A FastAPI endpoint for a machine learning model to predict LogS.
The following commands will setup an environment where you can run and test the application locally:
git clone [email protected]:jonswain/ml-model-api.git
cd logs-model-api
mamba env create -f envs/dev.yml
conda activate LogS-model-API
code .
A local server, running on the default port (8000), can be started as follows:
uvicorn app.main:app
Once started, you can browse to http://localhost:8000 to test the app.
A docker container running gunicorn can be started locally using docker compose:
docker compose up -d
The base image handles sensible gunicorn configuration options.
The backend
service can be accessed at port 5000 (http://localhost:5000)
├── README.md <- The top-level README for developers using this project.
├── app
│ ├── __init__.py <- Makes LogS-model-API a Python module.

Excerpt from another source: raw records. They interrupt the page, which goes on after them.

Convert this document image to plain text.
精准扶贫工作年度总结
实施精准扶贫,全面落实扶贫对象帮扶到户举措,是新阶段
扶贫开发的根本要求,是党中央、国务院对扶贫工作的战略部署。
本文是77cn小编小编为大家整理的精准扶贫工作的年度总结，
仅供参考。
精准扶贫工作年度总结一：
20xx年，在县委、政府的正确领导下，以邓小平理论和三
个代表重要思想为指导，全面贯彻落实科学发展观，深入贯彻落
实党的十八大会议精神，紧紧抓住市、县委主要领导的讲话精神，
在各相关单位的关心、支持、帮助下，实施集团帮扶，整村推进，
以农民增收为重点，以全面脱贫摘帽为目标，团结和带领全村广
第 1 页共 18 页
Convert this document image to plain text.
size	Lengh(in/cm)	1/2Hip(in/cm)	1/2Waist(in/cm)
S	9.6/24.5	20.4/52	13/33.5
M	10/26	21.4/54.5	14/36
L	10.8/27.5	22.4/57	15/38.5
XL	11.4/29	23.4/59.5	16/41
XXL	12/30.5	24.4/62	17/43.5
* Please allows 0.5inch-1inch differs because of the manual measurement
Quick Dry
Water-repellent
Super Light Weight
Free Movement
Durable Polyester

│ ├── config.py <- Config data for machine learning model API.
│ ├── main.py <- API functions for hosting.
│ ├── post_processing.py <- Scripts for processing predictions.
│ ├── prediction.py <- Scripts for making predictions.

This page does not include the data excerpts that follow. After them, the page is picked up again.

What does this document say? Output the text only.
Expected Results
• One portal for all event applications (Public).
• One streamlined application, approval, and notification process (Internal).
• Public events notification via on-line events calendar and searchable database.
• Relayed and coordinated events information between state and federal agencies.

│ └── pydantic_classes.py <- Pydantic classes for API data validation.
│
├── envs <- Conda environments.
│ └── dev.yml <- Conda environment for development.
│
├── model <- Directory to place your machine learning model in.
│
├── tests <- Test functions for deployment.
│
├── .dockerignore
│
├── .gitignore
│
├── Dockerfile <- Docker compose for development.
│
└── requirements.txt <- Requirements file for dependencies in Docker container.